Nos três exemplos, o mérito do governo Lula foi o de manter a continuidade dos objetivos e, no caso dos biocombustíveis, promover o seu resgate como política pública. Desde o abandono do Proálcool - criado no governo Geisel, em plena crise do petróleo -, o esforço de pesquisa e desenvolvimento se deu sem o apoio de políticas explícitas. De lá para cá muita coisa mudou. Com o apoio da Embrapa, cresceram significativamente os níveis de produtividade dos canaviais. A indústria automobilística percebeu a necessidade de dispor de alternativas e a Petrobrás superou a postura de empresa petrolífera, convencendo-se de que era uma produtora de insumos energéticos e combustíveis, independentemente da fonte primária.

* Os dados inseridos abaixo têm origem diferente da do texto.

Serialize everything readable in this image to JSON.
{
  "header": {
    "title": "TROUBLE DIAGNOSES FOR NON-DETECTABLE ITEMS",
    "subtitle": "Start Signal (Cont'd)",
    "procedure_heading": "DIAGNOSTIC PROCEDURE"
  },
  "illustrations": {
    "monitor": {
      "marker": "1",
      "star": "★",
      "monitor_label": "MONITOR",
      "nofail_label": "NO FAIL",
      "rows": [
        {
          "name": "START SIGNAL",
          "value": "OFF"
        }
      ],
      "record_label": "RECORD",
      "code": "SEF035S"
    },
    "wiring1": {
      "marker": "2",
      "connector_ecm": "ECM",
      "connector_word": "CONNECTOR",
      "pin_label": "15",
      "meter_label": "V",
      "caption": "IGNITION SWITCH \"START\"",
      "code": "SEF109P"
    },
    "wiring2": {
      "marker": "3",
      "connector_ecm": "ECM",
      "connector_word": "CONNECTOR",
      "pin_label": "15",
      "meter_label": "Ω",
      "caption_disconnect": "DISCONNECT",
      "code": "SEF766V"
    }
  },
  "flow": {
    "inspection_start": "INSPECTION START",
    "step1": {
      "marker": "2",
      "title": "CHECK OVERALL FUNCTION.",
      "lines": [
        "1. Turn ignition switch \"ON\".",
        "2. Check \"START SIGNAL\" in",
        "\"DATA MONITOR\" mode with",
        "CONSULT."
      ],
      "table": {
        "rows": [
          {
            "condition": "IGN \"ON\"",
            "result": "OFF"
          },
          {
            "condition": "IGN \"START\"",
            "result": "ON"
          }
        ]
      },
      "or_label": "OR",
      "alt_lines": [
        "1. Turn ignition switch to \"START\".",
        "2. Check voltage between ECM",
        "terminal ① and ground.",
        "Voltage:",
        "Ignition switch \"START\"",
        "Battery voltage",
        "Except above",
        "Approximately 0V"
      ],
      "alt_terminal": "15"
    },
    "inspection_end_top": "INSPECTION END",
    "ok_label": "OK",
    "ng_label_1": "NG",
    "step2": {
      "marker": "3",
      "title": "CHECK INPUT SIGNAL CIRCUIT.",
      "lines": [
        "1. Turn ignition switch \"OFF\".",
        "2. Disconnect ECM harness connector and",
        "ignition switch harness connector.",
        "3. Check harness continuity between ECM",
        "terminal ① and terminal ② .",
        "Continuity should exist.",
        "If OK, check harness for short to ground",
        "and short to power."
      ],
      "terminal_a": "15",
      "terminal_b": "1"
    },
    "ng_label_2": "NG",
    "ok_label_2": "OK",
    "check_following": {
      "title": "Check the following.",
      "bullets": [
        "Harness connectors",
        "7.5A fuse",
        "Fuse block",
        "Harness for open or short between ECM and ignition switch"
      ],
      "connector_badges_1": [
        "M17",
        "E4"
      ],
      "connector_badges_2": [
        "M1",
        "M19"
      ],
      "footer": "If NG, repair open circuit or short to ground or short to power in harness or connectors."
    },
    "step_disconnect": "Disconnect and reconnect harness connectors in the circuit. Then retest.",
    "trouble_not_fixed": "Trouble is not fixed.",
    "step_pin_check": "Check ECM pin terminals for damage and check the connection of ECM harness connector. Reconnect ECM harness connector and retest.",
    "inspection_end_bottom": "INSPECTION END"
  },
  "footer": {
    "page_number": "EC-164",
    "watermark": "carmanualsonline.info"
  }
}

Buscando superar limitações domésticas, os biocombustíveis acabaram por ser um trunfo do Brasil ante os problemas do aquecimento global e ameaças ao suprimento de petróleo. Adicionar etanol à gasolina e abastecer motores diesel com óleos de origem vegetal se tornaram objetivos da política energética dos Estados Unidos e União Européia. O Brasil entrou em cena como um importante “player” no mercado energético globalizado. A transformação do álcool (e, depois, do biodiesel) em “commodity” fará do País um exportador com forte poder de competição. Com elevadíssimos subsídios, o etanol de milho norte-americano representa 45% da produção mundial, mas responde por apenas 3,5% do combustível consumido no país. O etanol dos canaviais brasileiros é mais barato e mais limpo. A produção não depende de subsídios e responde por 42% da produção mundial, e 2/3 dos nossos automóveis podem funcionar com álcool.
No entanto, o vigor deste setor é alvo de enfrentamentos. Primeiro, o conflito entre as produções de biocombustíveis e de alimentos. O presidente Lula lembrou que “a experiência brasileira não compromete a segurança alimentar”. O que é verdade, considerando os elevados níveis de produtividade da nossa agricultura moderna. Com um mínimo de planejamento e delimitações de áreas de expansão, pode-se impedir a redução da área para produzir alimentos. O segundo problema é mais complexo e impõe riscos. Durante a cúpula empresarial com o Brasil, os europeus indicaram a disposição de impor barreiras não tarifárias ao etanol brasileiro. As preocupações são com a certificação das empresas produtoras e a ocupação de áreas da Amazônia para produzir etanol.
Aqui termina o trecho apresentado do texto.